Milinkovich also notes that the CRA aims to restrict “unfinished software” so that it is “not available on the market for purposes other than testing.” Use of interim builds and software that is under intense development is common in the open source community, and licenses are not currently restricted to testing.
The Open Source Initiative (OSI) has submitted feedback to the European Commission asking for “further work on the Open Source exception to the requirements within the body of the Act.” The OSI would like responsibility for compliance to be removed from “any actor who is not a direct commercial beneficiary of deployment.”
Open source advocate and OSI standard director Simon Phipps said the legislation “may harm open source” and the current text of the legislation “will cause extensive problems for open source software,” partly because of ambiguities in the wording, and partly because it does not recognise “the way open source communities actually function.”

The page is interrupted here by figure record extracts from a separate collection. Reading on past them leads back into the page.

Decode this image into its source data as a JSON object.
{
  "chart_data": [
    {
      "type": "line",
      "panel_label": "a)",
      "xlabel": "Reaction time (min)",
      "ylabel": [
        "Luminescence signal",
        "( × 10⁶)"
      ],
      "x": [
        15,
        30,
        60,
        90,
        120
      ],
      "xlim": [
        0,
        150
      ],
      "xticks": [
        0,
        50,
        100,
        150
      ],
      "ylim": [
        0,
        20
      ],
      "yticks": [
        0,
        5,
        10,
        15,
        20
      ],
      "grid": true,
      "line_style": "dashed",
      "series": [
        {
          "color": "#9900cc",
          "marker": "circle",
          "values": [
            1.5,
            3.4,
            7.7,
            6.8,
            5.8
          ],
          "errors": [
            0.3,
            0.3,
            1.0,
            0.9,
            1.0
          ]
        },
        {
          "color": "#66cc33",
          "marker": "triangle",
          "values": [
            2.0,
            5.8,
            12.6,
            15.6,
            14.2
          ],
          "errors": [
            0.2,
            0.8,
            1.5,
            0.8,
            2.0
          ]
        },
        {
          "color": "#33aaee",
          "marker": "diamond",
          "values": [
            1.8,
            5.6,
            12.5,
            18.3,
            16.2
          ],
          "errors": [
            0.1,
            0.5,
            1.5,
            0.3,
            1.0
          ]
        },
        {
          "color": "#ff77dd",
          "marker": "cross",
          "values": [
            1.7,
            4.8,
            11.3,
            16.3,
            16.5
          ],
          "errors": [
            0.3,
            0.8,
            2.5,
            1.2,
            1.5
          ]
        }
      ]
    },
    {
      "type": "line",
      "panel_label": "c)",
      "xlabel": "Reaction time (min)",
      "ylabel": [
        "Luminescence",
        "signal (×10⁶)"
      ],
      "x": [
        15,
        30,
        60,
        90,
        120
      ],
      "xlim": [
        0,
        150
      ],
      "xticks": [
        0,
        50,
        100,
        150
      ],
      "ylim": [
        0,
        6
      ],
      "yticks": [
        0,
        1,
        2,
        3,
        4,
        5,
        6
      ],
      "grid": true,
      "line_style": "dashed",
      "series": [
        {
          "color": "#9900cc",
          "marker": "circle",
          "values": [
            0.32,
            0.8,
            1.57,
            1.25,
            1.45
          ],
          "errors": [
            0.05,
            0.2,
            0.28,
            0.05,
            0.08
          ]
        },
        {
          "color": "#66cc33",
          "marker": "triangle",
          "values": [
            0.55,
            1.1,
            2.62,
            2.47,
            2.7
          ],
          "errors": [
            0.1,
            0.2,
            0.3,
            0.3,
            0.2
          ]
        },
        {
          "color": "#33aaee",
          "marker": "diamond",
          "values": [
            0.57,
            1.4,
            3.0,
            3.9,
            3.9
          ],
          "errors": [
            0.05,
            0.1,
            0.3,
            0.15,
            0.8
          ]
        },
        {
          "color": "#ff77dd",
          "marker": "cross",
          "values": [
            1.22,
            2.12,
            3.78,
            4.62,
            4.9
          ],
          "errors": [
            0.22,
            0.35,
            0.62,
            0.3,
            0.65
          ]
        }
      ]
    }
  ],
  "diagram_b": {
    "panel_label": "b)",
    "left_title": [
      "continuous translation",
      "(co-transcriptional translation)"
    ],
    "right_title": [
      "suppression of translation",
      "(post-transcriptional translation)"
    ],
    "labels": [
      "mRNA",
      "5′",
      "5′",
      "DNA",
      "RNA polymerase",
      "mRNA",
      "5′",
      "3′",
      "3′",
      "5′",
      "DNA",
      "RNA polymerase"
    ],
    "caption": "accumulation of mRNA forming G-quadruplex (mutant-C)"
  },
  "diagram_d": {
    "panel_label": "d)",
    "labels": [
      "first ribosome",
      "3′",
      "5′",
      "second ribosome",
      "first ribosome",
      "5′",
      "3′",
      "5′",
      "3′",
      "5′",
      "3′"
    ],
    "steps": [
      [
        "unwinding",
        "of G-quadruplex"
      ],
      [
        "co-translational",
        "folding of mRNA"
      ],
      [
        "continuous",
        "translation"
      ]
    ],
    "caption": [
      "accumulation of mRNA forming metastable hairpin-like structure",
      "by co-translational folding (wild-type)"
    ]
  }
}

Olaf Kolkman, exec level advisor to the Internet Society, also expressed concerns saying that “the regulation should be modified to make it clear that software produced under an open source license and distributed on not-for-profit basis is out of scope for the regulation.”
It is a complex issue because use of open source software in the “digital elements” of products is commonplace.
Brian Fox, former chair of the Apache Maven project and now CTO and co-founder of devops company Sonatype, said the legislation might result in “Central, npm, PyPi and countless other repositories being suddenly inaccessible to the European Union, which would be disastrous for both the EU and for the ecosystem as a whole.” At the same time, he said that the draft law is “otherwise [a] very admirable piece of legislation that aims to increase the cybersecurity posture within digital products in a more advanced way than many of its counterparts.”
The question now is whether the EU can preserve the good intent of the legislation without the dire consequences feared by the open source community.